Ilham Alieyev’s victory in the October 9, 2013 presidential vote in Azerbaijan was a foregone conclusion, but the government’s crackdown during 2013 left little room to even imagine a free and fair vote. Preliminary results announced by the Central Election Commission gave Aliyev a landslide victory with about 85 percent of the vote, while his main opposition opponent, got just over 5 percent. The government’s celebration started soon after the polling stations closed. But marring the party were numerous photo and video testimonies of electoral fraud. Experienced and credible local and international observers also documented widespread election violations.
The OSCE Office for Democratic Institutions and Human Rights (ODIHR) and the OSCE Parliamentary Assembly found that the election fell far short of international standards.
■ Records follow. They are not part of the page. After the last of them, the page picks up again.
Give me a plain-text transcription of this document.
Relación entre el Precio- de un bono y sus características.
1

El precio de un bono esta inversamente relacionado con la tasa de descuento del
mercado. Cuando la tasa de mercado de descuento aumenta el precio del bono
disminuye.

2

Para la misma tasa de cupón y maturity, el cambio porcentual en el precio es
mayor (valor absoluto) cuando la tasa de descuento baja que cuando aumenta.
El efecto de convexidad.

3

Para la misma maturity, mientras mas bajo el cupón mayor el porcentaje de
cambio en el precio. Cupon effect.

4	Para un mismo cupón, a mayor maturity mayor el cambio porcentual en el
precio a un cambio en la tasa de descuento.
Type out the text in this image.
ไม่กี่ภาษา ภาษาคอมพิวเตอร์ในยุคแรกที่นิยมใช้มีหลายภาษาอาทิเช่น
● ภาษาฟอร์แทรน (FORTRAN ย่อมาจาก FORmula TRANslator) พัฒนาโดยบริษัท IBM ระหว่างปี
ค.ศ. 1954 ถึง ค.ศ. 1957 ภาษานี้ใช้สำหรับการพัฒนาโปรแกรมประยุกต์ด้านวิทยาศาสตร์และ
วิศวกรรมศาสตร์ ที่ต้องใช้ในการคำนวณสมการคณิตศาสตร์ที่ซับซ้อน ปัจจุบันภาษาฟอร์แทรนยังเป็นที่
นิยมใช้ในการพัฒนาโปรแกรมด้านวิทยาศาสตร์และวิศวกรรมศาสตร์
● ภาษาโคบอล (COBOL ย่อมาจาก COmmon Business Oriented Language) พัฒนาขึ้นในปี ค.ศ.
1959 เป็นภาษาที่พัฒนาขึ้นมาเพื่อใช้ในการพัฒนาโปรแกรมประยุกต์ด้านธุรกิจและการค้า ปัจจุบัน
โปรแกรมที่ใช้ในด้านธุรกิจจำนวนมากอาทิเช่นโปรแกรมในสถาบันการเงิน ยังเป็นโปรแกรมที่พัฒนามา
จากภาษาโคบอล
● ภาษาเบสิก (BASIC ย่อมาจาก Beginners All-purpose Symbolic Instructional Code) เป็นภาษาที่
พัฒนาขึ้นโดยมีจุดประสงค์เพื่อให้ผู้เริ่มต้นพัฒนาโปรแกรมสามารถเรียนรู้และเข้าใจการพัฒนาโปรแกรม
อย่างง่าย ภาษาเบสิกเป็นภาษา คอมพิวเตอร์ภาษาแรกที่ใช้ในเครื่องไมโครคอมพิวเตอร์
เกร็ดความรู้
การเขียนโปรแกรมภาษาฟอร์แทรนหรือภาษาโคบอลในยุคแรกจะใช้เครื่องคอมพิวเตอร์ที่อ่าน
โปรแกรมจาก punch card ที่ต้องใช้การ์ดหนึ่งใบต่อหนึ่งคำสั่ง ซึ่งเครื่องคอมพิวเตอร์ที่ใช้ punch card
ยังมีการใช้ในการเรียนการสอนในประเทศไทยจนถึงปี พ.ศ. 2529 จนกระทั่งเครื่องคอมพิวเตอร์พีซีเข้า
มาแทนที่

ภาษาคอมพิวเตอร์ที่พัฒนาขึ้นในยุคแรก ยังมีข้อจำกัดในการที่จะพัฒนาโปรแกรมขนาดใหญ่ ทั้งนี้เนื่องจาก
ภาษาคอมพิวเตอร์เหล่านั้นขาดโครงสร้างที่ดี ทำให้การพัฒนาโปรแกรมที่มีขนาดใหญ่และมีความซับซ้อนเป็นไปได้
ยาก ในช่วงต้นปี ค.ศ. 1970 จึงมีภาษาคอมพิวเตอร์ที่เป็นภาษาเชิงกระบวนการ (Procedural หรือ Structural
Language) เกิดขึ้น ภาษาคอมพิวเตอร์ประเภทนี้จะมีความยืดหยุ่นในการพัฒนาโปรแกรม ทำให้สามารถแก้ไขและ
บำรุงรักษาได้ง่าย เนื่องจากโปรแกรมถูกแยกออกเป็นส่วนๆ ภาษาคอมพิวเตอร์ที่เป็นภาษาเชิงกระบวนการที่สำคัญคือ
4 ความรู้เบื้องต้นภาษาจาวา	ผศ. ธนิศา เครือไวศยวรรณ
It said that the vote “was undermined by limitations on [fundamental] freedoms … Continued allegations of candidate and voter intimidation and a restrictive media environment.” ODIHR observers found “clear indications of ballot box stuffing in 37 polling stations” and assessed counting in “overwhelmingly negative terms, with 58 percent of observed polling stations assessed as bad or very bad.” The criticism was echoed by some partners of Azerbaijan, including by the United States Department of State, although others including Council of Europe parliamentarians seemed determined to be positive.
The Azerbaijani leadership’s reaction to the international criticism was harsher than usual. Ali Hasanov, the head of the Presidential Administration’s Social and Political Department, dismissed the ODIHR report as biased and warned that the government might have to reconsider its cooperation with the ODIHR in the future. At the same time, the head of the Presidential Administration, Ramiz Mehdiyev, attempted to discredit the US concerns by accusing US officials of lobbying Azerbaijani authorities to apportion a certain percentage of votes to the opposition.
For years now, the Azerbaijan government appears to have made a conscious decision to live in a parallel reality, where there is no room for criticism, even if constructive, and where the only possible response to it is threats and smears. Instead of dealing with the underlying problems, the government is attacking the messengers in an effort to discredit them.
Dismissing problems will not resolve them. But it is likely to deepen public discontent and undermine the government’s credibility.